We are building a intranet web application in PHP with CakePHP. However we have barely experience with CakePHP Our Intranet will have two user portals.

  1. Employee portal
  2. Client portal

Both portals will use the same data but have their own user interface. Employees can see other data than clients and vice versa.

We want to build a central core for both portals. For example, a single authentication system, a contact form, a notification functionality, same footer information, etc. We want to use this central core as much as possible so we don't have to rewrite code.

Layered App

We use Git to manage our code. We want to make a branch for both portals and one for the shared core.

We hope you can give us some advise about how setting this up with CakePHP.

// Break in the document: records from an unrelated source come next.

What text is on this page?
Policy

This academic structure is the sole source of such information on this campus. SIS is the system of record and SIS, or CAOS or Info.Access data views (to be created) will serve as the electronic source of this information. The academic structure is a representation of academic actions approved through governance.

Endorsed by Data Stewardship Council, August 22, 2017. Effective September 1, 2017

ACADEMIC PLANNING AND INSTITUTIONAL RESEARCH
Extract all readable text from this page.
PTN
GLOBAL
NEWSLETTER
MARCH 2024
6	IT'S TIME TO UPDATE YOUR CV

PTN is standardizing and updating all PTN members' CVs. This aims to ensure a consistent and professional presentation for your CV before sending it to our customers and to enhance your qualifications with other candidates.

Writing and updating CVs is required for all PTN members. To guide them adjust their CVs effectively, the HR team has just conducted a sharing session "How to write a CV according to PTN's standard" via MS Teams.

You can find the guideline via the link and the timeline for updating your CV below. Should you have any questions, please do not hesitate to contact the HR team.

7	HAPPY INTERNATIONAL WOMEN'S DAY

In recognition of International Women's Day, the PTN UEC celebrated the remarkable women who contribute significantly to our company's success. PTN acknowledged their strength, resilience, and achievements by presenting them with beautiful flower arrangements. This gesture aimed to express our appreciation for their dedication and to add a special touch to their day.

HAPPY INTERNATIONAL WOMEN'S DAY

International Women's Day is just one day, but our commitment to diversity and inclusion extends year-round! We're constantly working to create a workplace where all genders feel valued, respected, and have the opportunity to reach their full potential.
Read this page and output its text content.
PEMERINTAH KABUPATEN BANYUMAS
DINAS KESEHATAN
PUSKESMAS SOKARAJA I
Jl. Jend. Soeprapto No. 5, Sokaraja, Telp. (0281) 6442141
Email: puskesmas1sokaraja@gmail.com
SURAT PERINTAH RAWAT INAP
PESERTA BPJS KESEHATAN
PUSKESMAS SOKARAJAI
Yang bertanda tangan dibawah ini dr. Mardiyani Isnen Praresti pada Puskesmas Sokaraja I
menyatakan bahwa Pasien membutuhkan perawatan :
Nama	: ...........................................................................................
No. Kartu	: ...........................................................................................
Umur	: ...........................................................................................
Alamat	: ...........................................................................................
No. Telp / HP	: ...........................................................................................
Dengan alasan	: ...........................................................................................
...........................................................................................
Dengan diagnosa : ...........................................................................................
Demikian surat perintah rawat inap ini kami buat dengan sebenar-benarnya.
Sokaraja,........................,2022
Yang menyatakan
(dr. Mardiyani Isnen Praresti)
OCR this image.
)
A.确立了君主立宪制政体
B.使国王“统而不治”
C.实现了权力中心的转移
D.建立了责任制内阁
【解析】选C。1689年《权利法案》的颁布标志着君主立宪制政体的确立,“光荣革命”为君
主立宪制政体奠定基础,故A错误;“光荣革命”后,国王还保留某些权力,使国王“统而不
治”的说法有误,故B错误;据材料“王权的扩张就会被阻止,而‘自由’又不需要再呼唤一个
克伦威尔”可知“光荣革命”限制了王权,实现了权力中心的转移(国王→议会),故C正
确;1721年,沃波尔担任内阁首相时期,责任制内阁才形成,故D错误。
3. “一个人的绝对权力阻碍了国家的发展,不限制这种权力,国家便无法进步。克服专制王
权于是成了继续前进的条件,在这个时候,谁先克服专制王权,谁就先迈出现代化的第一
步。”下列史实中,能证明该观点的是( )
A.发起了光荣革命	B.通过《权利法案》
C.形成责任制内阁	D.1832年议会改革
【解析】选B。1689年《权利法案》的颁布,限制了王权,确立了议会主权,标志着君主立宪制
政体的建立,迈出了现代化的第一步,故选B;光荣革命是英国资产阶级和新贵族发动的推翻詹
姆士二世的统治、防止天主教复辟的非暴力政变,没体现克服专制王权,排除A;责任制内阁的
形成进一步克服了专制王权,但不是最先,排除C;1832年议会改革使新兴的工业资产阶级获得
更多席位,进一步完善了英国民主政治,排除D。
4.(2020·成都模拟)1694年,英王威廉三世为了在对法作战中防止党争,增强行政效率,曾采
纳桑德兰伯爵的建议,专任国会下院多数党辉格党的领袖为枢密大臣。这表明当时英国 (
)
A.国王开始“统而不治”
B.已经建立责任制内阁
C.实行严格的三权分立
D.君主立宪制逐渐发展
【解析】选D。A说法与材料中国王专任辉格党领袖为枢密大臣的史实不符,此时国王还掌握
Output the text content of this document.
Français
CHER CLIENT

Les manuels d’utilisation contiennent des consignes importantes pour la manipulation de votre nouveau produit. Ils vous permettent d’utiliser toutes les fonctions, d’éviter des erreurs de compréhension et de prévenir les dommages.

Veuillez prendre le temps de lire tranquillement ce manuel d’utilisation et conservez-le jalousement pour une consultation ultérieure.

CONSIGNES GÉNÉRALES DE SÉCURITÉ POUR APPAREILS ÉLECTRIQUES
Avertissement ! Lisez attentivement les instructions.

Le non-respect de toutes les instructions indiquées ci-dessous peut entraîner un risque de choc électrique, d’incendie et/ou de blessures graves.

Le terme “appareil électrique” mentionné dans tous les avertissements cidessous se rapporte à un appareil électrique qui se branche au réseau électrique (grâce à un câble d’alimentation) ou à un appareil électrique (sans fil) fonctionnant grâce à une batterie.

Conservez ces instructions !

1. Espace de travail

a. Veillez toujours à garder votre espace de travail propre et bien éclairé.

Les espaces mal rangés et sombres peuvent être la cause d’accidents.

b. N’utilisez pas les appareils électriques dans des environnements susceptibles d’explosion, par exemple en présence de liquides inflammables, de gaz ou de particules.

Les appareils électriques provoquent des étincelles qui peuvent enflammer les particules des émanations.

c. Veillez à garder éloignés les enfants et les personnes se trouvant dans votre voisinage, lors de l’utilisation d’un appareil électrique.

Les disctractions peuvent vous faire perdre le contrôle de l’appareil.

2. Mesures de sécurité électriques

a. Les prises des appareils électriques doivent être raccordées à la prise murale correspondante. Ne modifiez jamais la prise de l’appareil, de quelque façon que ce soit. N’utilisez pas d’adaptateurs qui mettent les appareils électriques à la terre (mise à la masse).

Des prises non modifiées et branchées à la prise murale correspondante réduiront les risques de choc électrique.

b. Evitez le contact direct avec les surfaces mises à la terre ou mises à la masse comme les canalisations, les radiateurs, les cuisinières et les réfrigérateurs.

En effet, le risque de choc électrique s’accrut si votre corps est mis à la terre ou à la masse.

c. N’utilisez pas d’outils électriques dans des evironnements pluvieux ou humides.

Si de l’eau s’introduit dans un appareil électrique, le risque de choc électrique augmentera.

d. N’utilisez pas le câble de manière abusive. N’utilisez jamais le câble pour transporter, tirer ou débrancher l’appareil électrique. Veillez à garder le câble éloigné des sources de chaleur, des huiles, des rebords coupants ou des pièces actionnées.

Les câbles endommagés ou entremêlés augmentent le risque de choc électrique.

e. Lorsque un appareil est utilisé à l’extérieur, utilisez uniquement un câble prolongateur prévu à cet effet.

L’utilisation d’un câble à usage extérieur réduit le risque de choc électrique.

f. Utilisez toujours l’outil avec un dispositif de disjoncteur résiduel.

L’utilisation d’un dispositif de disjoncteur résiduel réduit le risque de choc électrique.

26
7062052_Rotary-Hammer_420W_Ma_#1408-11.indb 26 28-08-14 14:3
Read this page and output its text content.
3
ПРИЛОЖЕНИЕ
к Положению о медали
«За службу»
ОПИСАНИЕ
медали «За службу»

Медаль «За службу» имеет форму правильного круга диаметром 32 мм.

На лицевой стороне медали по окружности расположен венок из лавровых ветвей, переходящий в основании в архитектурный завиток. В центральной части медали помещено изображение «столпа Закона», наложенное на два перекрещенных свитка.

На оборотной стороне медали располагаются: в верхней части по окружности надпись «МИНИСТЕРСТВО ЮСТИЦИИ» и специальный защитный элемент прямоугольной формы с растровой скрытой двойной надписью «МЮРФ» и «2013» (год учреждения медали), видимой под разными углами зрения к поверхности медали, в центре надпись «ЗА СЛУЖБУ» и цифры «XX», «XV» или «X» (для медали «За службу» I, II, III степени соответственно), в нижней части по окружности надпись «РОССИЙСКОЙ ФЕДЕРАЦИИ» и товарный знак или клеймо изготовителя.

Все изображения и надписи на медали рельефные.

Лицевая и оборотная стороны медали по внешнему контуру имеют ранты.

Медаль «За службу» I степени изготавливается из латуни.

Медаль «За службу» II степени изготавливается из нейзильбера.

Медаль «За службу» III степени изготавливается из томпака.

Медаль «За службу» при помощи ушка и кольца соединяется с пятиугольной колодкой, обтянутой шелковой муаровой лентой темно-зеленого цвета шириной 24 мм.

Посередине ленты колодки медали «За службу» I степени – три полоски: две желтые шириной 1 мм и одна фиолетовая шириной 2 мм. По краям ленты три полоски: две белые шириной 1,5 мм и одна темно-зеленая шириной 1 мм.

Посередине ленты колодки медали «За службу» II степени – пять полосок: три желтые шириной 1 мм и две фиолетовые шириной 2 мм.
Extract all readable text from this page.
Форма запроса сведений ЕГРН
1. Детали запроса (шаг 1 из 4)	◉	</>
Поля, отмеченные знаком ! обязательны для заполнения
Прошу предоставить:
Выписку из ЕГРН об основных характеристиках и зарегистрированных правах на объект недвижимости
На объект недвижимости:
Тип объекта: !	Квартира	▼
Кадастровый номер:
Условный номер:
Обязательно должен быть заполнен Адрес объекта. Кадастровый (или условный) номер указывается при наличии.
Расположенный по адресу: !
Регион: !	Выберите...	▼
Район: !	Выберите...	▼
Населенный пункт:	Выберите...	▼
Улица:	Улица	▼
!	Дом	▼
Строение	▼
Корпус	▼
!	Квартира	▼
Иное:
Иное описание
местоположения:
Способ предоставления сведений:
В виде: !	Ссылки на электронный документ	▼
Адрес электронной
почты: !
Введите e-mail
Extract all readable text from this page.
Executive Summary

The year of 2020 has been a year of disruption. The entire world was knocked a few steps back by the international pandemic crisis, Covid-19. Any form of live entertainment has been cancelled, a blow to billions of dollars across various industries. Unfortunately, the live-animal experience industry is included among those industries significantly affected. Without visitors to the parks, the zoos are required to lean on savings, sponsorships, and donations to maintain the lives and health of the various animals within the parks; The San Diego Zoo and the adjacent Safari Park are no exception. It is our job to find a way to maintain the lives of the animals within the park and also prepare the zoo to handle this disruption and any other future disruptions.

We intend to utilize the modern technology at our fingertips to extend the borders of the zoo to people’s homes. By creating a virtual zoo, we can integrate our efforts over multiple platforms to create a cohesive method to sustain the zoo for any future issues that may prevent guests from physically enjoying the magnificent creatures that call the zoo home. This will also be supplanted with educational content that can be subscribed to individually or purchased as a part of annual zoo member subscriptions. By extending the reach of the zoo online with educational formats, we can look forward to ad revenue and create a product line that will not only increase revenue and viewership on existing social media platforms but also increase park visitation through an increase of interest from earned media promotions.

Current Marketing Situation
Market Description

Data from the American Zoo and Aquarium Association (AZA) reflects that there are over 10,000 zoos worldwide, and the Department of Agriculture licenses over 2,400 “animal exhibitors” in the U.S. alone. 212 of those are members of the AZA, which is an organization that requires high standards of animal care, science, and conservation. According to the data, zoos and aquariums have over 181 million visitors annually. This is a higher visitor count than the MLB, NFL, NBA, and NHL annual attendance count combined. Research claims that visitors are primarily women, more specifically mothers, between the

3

  • Is building multiple app's a good idea?
  • Or should we just run CakePHP and our core on two web servers? (one for each portal)
  • Or should we use plug-ins for the core functionalities?
  • Or should we use single controllers with multiple views (one for employee and one for client?)
  • Or something totally different?

Thanks for any advice

Was it helpful?

Solution

Eventually, you'll start noticing similarities between the 2 portals, and the code-base. If they are sharing same data, why don't you have a single code-base and have permissions around what users can see based on roles? We had to do this recently when we merged 3 pages into 1. 1 page was for admin, and the other 2 was for other roles. Then users started requesting features on page 2 that page 1 already has etc etc. it became a mess and we decided to consolidate these pages into 1, and have permissions around what each users can see based on their roles. Also read more about helpers as it will come handy, so you dont make your view bloated.

OTHER TIPS

In my experience a portal is typically a very thin layer on top of some CRUD framework. I think the opportunity for code sharing between these two applications is very limited. You can share the authorization and authentication .. and that's about it and I don't know if sharing this part is a good idea (probably not).

If most of your code goes into building the HTML views you'll likely end up with two completely separate views for employee and client.

As Ayo mentioned... the permissions alone will separate the two user groups and you can take advantage of CakePHP's layout or the themes feature to give a totally two different look for each user group.

You may also want to take a look at CakePHP plugins feature. It allows you to easily add new functionalists to an existing app, without messing with the existing code base.